We've been running into the errors described in the Microsoft article "FIX: Concurrency enhancements for the tempdb database" (http://support.microsoft.com/?kbid=328551), which explains that when the tempdb database is heavily used, SQL Server might experience contention when it tries to allocate pages. The article offers a workable solution but isn't clear when it discusses processors. Does the solution refer to physical or logical processors?

I first wrote about this potential resource-allocation contention problem more than 18 months ago in "Is Your Tempdb Stressed Out?" (SQL Server Perspectives, October 23, 2003, InstantDoc ID 40615). I like to revisit the topic from time to time because it continues to be a common performance problem at many customer sites. In fact, I generally encourage all my customers to configure their tempdb files in the manner the Microsoft articles describes (i.e., that they have one tempdb file for each physical processor in their systems). There's no performance degradation in doing so, and it can head off problems before they occur even if your site isn't currently experiencing the problem.

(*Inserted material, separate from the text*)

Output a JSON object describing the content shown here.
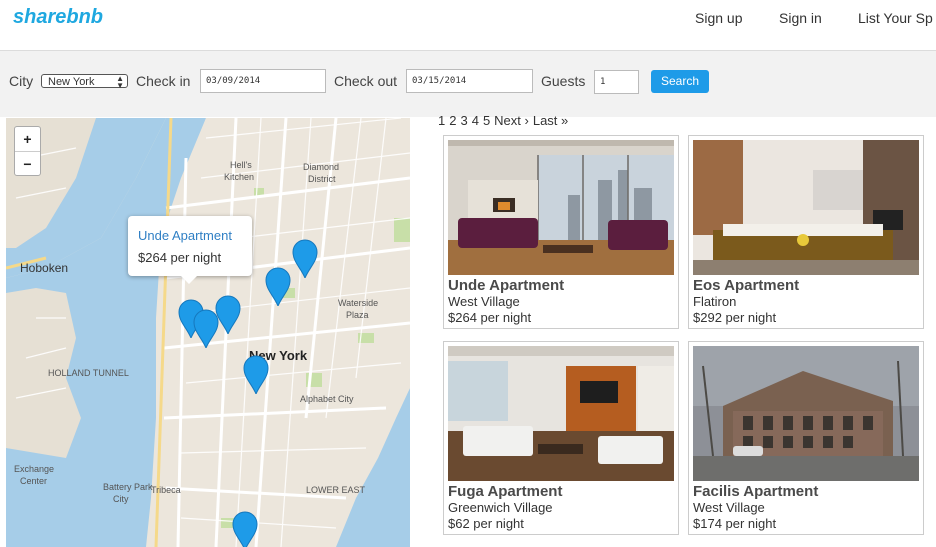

Nevertheless, you raise a good point. The Microsoft article simply refers to "number of processors" and doesn't differentiate between the number of logical processors and the number of physical processors. As you probably know, the maximum degree of parallelism (MAXDOP) should be set to the number of physical processors rather than the number of logical processors. The default value for MAXDOP leaves the server in a state in which single queries can end up with a degree of parallelism based on the number of physical, rather than logical, processors, and that's not what we want.

When you're looking at the number of tempdb files, it's the number of logical processors that matters—strictly speaking, the number of logical processors that you can use based on current affinity mask settings. You set MAXDOP to the number of physical processors to reduce concurrency problems with parallel queries. However, the tempdb problem that the Microsoft article addresses can easily occur in a high-volume online transaction processing (OLTP) environment in which no parallel queries are running. To minimize the concurrency problem in this case (see the Microsoft article for details), set the number of files based on logical processors, which will directly affect the number of users who can attempt to simultaneously create objects in tempdb.

This problem might seem pretty obscure. But if you run a high-volume OLTP site and aren't aware of the problem the Microsoft article addresses, you should research the potential problem as soon as possible.